Is it too much to expect Kathmandu’s rulers to take madhesi grievances seriously?
– By PRASHANT JHA
Kathmandu needs to stop playing games with the madhesis. Unless the state and civil society here understand and acknowledge the true nature of the madhesi movement, the problem will fester and flare up in more dangerous forms. The government makes the right noises but seems to think short-term Machiavellian tactics will solve the tarai issue. Unfortunately for Koirala & Co., the time for that has passed and such a strategy can only lead to further radicalisation.
The madhesi struggle is not for a few additional constituencies or token speeches on inclusion. It is certainly not an attempt to split off tarai from Nepal. Instead, this is a movement to redefine what being a Nepali means. It is a cry for respect and equality, abstract concepts which have struck a chord on the ground, and a desire to be a part of the mainstream.
People in the capital wonder why there is still trouble in the tarai when the prime minister ostensibly gave in to the demands in his second address. The problem persists because what is as important as substantive issues (which incidentally have not been addressed either) is sending out a message that madhesis are respected as Nepali citizens and the power elite is sincere about including them in all spheres. Let alone a change in mindset, the state appears to have done its best to add to the trust deficit with madhesis.
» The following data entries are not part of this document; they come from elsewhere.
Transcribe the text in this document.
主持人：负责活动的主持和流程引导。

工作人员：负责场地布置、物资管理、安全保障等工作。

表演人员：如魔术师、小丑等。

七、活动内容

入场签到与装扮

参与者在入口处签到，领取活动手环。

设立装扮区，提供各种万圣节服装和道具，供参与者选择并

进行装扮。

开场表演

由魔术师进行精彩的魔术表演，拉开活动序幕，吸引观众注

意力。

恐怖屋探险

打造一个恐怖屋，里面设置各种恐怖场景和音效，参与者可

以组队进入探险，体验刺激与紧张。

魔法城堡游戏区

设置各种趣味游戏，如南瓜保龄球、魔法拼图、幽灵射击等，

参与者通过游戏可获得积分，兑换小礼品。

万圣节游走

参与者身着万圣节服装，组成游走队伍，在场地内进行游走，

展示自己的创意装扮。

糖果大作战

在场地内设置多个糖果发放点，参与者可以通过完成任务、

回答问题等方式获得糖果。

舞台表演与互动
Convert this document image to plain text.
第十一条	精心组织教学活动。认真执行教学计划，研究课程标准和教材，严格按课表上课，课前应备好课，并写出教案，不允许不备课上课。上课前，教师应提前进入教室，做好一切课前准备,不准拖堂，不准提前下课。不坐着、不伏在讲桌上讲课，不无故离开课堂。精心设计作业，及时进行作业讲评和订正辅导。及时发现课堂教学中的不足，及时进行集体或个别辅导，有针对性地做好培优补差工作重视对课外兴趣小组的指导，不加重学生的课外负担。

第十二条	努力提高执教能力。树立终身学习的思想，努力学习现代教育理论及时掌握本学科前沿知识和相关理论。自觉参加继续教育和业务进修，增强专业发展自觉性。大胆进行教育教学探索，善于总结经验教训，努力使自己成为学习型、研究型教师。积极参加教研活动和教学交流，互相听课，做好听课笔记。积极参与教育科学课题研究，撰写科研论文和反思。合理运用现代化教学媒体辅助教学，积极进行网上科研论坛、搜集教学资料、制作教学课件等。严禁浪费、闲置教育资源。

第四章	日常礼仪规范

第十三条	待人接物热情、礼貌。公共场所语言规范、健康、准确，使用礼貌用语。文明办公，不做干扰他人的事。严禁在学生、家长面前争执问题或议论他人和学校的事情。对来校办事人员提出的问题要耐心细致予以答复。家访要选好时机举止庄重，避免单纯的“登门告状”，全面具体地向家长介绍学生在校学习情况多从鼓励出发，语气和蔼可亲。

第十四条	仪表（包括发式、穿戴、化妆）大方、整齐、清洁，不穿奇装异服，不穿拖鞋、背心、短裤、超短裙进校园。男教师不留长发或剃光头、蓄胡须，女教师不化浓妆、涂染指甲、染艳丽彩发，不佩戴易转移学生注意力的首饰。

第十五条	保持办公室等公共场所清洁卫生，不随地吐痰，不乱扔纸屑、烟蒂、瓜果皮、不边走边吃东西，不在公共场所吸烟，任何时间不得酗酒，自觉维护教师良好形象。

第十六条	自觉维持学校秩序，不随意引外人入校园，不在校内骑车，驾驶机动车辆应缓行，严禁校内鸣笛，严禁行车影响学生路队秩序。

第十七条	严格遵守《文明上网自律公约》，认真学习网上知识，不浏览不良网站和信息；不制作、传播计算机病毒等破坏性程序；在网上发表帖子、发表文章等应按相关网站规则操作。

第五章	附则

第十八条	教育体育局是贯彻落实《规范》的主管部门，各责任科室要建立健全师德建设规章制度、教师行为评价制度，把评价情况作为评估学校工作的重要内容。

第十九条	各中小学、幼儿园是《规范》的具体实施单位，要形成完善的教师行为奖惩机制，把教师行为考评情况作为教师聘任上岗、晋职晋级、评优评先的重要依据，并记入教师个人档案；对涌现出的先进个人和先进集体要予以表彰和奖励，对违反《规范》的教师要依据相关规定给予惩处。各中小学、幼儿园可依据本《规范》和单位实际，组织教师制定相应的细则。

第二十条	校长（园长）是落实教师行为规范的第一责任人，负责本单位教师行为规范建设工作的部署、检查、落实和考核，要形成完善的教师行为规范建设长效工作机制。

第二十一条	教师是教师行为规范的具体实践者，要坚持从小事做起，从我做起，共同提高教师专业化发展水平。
Look at the government’s stand, it has done nothing to honour the movement, and not even declaring those killed as martyrs. It took them four months to set up a commission to investigate police atrocities and guess who is a member—the police chief of the eastern region in charge during the killings; it did not consult any madhesi groups before amending the electoral law; and it has made a decision in principle to use security forces to quell the unrest.
The major parties ensured that the constituencies were gerrymandered to suit pahadi candidates. Instead of showing some political imagination and reshuffling Home Minister Krishna Prasad Sitaula, Koirala stuck to him as the face of the state, and Situala is one face madhesis don’t like. Madhesis are still not being appointed in fair numbers, look at the cabinet, list of ambassadors, statutory bodies, and recent recruitments in the police force. The silence of the capital’s much-feted liberal civil society is also noticeable. Where are the Devendra Raj Pandeys when it comes to using their influence and pushing for madhesi concerns?
Take all this together, add it to long-standing grievances, and it shows why the eastern tarai remains fertile ground for agitation. It also explains why the most critical players, madhesi moderates, are in the weakest spot. If the government is unwilling to give in on issues, which have no political cost, they wonder whether the state is prepared for a true transformation. Most moderates say that the ground is becoming too radical for them to urge for restraint.
In May-end, some NC madhesi leaders in Birganj and Janakpur were critical of armed groups. Three weeks later, the same politicians sounded sympathetic and admitted there was increased acceptance of use of violence. At a Kathmandu discussion last week, a Sadbhabana Party youth leader said that picking arms seemed to be the only way out. These maybe voices of mainstream politicians keen on using armed groups as a bargaining chip to extract more but it also reflects the increasing radicalisation of the mood. It may not amount to much immediately in the absence of a strong force but ingredients for sustained confrontation are coming together.
The state is banking on a divided and, to some extent, discredited madhesi leadership which lacks a coherent political agenda or strong support base. Despite the public show, the government has done little to initiate back-channel communication with madhesi groups. Neither has it created an environment by fulfilling some minimum preconditions like assuring full security to leaders, agreeing to withdraw cases in principle, and guaranteeing minimum face-savers.
Instead, the Baluwatar recipe for managing the problem is engineering splits within madhesi groups, luring some away with money and posts, using coercive tactics, and asking India to put pressure on them. This may, at best, work in the short-term but will sow seeds for an even deeper and prolonged conflict.